Escalade des tensions au Proche-Orient
Le prix du baril de Brent de la mer du Nord, pour livraison en septembre, a grimpé de 2,65 % pour atteindre 80,72 dollars. De son côté, le baril de West Texas Intermediate (WTI) a connu une envolée de 4,25 %, s’établissant à 77,91 dollars.
Cette augmentation intervient après plusieurs jours de baisse des cours en raison des perspectives économiques moroses en Chine. Cependant, la situation a radicalement changé en début de séance, principalement en raison des tensions accrues dans la région du Proche-Orient. Le chef du Hamas, Ismaïl Haniyeh, a été tué dans une frappe à Téhéran, en Iran, imputée à Israël.
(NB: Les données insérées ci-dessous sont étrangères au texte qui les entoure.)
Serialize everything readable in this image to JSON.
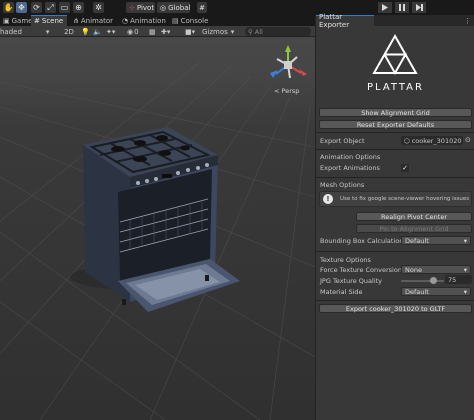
{
  "toolbar": {
    "tools": [
      "hand-tool",
      "move-tool",
      "rotate-tool",
      "scale-tool",
      "rect-tool",
      "transform-tool",
      "custom-tool"
    ],
    "pivot_label": "Pivot",
    "global_label": "Global"
  },
  "left_tabs": [
    {
      "label": "Game"
    },
    {
      "label": "Scene"
    },
    {
      "label": "Animator"
    },
    {
      "label": "Animation"
    },
    {
      "label": "Console"
    }
  ],
  "scene_toolbar": {
    "shading_mode": "haded",
    "mode_2d": "2D",
    "hidden_count": "0",
    "gizmos_label": "Gizmos",
    "search_placeholder": "All"
  },
  "scene": {
    "persp_label": "< Persp",
    "axis_colors": {
      "x": "#d64a4a",
      "y": "#8ec63f",
      "z": "#3d7fd8"
    }
  },
  "panel": {
    "title": "Plattar Exporter",
    "logo_text": "PLATTAR",
    "show_grid_button": "Show Alignment Grid",
    "reset_defaults_button": "Reset Exporter Defaults",
    "export_object_label": "Export Object",
    "export_object_value": "cooker_301020",
    "animation_section": "Animation Options",
    "export_animations_label": "Export Animations",
    "export_animations_checked": true,
    "mesh_section": "Mesh Options",
    "mesh_help_text": "Use to fix google scene-viewer hovering issues",
    "realign_button": "Realign Pivot Center",
    "pin_button": "Pin to Alignment Grid",
    "bbox_label": "Bounding Box Calculation",
    "bbox_value": "Default",
    "texture_section": "Texture Options",
    "force_conversion_label": "Force Texture Conversion",
    "force_conversion_value": "None",
    "jpg_quality_label": "JPG Texture Quality",
    "jpg_quality_value": "75",
    "jpg_quality_fraction": 0.75,
    "material_side_label": "Material Side",
    "material_side_value": "Default",
    "export_button": "Export cooker_301020 to GLTF"
  }
}
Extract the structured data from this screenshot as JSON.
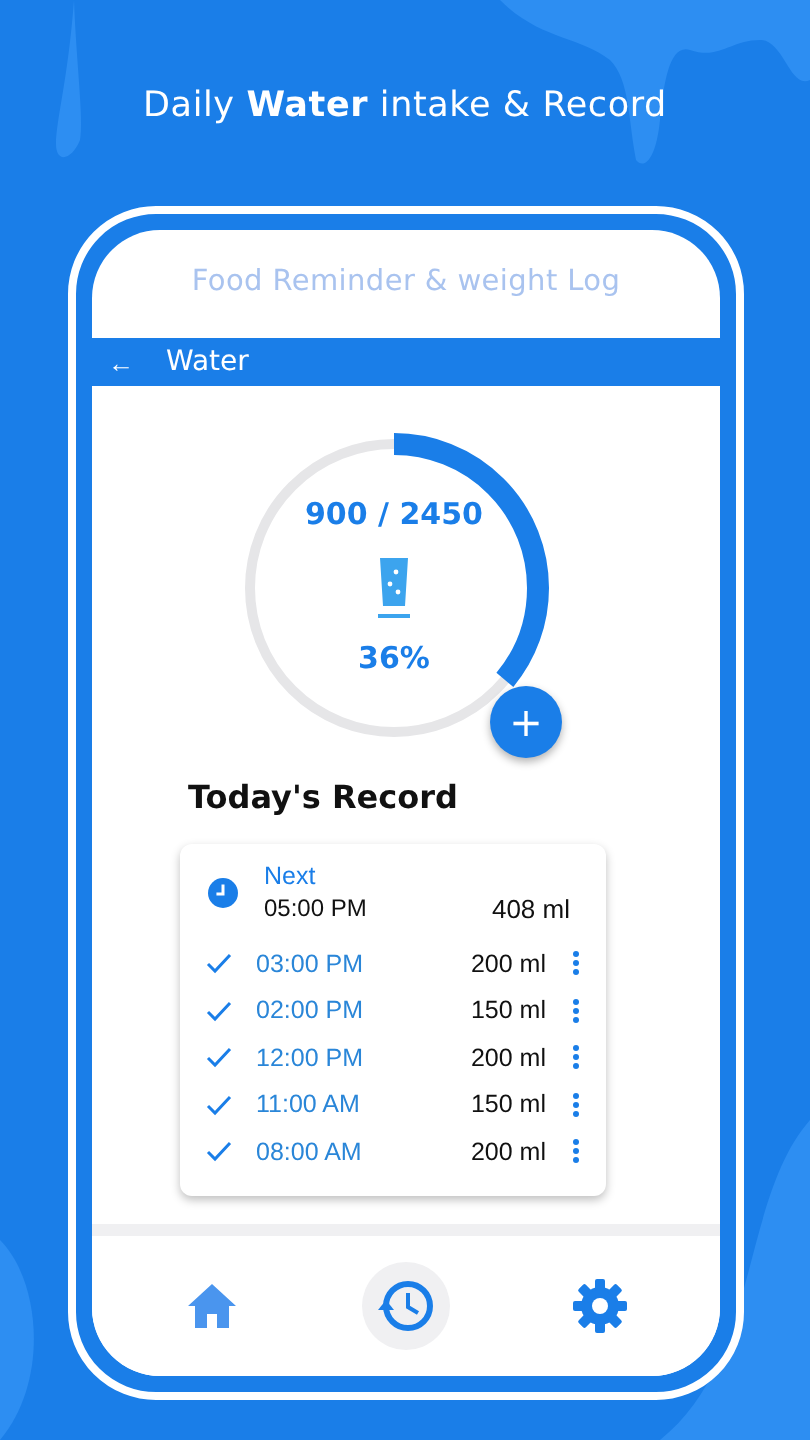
{
  "headline": "Daily **Water** intake & Record",
  "app_title": "Food Reminder & weight Log",
  "app_bar": {
    "back": "←",
    "title": "Water"
  },
  "progress": {
    "amount": "900 / 2450",
    "percent": "36%",
    "level": 0.36,
    "add": "+"
  },
  "section_title": "Today's Record",
  "next": {
    "label": "Next",
    "time": "05:00 PM",
    "amount": "408 ml"
  },
  "records": [
    {
      "time": "03:00 PM",
      "amount": "200 ml",
      "done": true
    },
    {
      "time": "02:00 PM",
      "amount": "150 ml",
      "done": true
    },
    {
      "time": "12:00 PM",
      "amount": "200 ml",
      "done": true
    },
    {
      "time": "11:00 AM",
      "amount": "150 ml",
      "done": true
    },
    {
      "time": "08:00 AM",
      "amount": "200 ml",
      "done": true
    }
  ],
  "nav": [
    {
      "kind": "home",
      "selected": false
    },
    {
      "kind": "history",
      "selected": true
    },
    {
      "kind": "settings",
      "selected": false
    }
  ]
}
Le Hamas, en guerre contre Israël à Gaza, a juré de riposter à cet « assassinat ».
Quelques heures avant la mort d’Ismaïl Haniyeh, un chef militaire du Hezbollah a été éliminé par une frappe aérienne israélienne à Beyrouth, au Liban. Israël a affirmé qu’il s’agissait du commandant responsable d’un tir meurtrier sur le Golan. Le Hezbollah a confirmé que Fouad Chokr, un « grand commandant », se trouvait dans l’immeuble visé par cette frappe.
Impact sur les marchés
Ces événements ont intensifié les craintes d’une escalade et d’une extension du conflit, augmentant ainsi le risque géopolitique pour les marchés. La hausse des cours du pétrole a été accélérée par l’annonce d’une nouvelle réduction des stocks hebdomadaires américains de brut. Selon l’agence Bloomberg, ces réserves ont fondu de 3,4 millions de barils lors de la semaine achevée le 26 juillet, dépassant largement la réduction de 1,1 million de barils attendue par les analystes.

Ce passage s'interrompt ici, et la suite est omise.